We also acknowledge some limitations of the study. For the simulation study, we only incorporated one categorical explanatory variable to address the cold-start problem. However, in practical settings more student information will be available and collected, as is shown in the real-data illustration, and those background variables should be included in the explanatory IRT model. Including more variables is expected to lead to an increase in precision, but it also increases the complexity of the explanatory IRT model, and the same pattern as in the current approaches may not be obtained. In addition, the ERS that we considered in this study does not assume adaptive item sequencing. In other words, in the present simulation study, the items were generated randomly across measurement occasions for each student, and the item difficulty parameters were assumed to be fixed and considered known (i.e., estimated using a large prior calibration study). However, given that the ERS allows for updating not only the ability estimate but also the item difficulties simultaneously, it would be worthwhile to investigate the performance of the explanatory IRT model with more complex conditions (e.g., when item difficulties cannot be considered known, and therefore when the cold-start problem also applies to the item side). Finally, the present work demonstrates the added value of using the explanatory IRT method on top of the traditional method (Glickman, 1999) of addressing the cold-start problem by using large step sizes at the beginning of new sessions. Specifically, we took a bigger step size to start the ERS algorithm (by setting K = 0.7 at the beginning of each study session),and linearly decreased the size as a function of the total number of items answered.

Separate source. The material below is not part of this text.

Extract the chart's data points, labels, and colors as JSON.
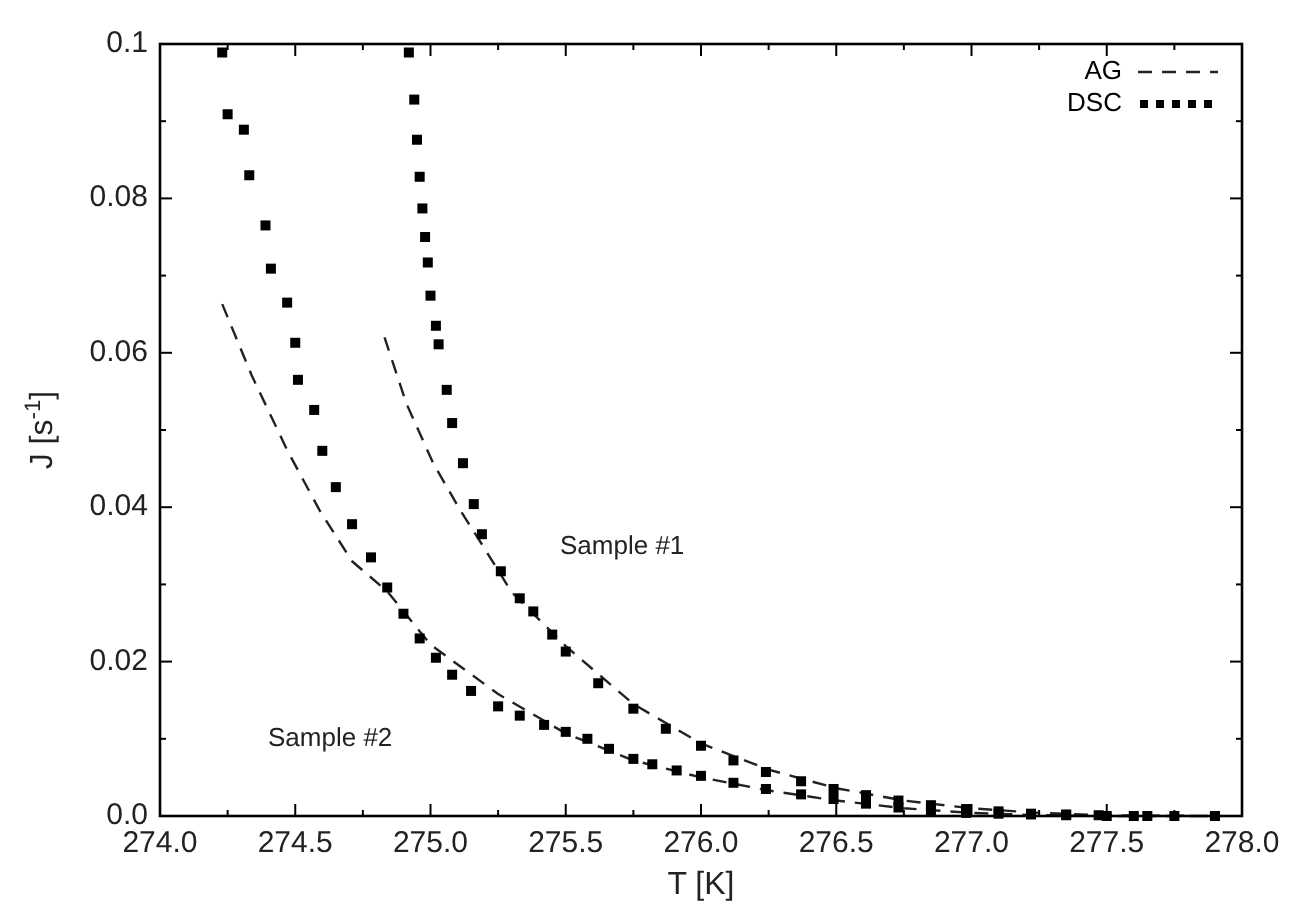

More research exploring the optimal step size function will be desirable. For example, Klinkenberg et al. (2011, p. 1816) followed Glickman’s reasoning and proposed making K a function of the number of items answered and the elapsed time between two answers.

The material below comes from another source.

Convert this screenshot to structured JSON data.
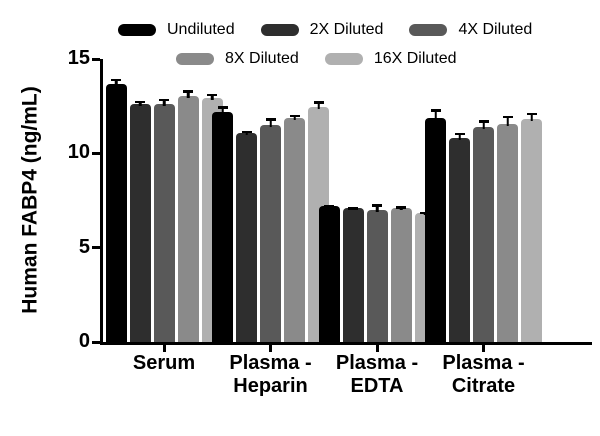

Nonetheless, the results of this study provide valuable information about how to deal with the cold-start problem in e-learning environments. We recommend fitting explanatory IRT models that can be used to get good initial starting values for new students, or to get improved starting values at the start of new sessions. These (relatively computing-intensive) analyses do not have to be done on the fly, but can be repeated to get more precise estimates of model parameters when the amount of available data increases. Also, the analyses to estimate student-specific trajectories do not have to be done on the fly. Ideally these should be performed between study sessions. One could, for instance, update the estimates once a day. The study is expected to allay concerns about the ERS and catalyze the usefulness of the e-learning system in educational settings. Furthermore, we acknowledge that the cold start is a problem that can be encountered in any educational setting—for example, when there is a new student (or new learning materials are introduced) in a traditional classroom setting. It is likely that the teacher will try to overcome this cold-start problem using the same principle that underlies our explanatory IRT approach: by predicting ability using the background characteristics of the student. The advantage of the classroom setting is that the teacher in principle could use multiple types of data (e.g., the attitude and participation of the student) to estimate the extent to which the student has mastered the content. In contrast, a disadvantage is that the predictions are not necessarily based on an objective, evidence-based model, but rather may be prone to prejudices. In addition, teachers cannot observe all students permanently, so they may miss important information that could be used to update their ability estimates. We hope this study will inspire researchers in face-to-face educational settings, too.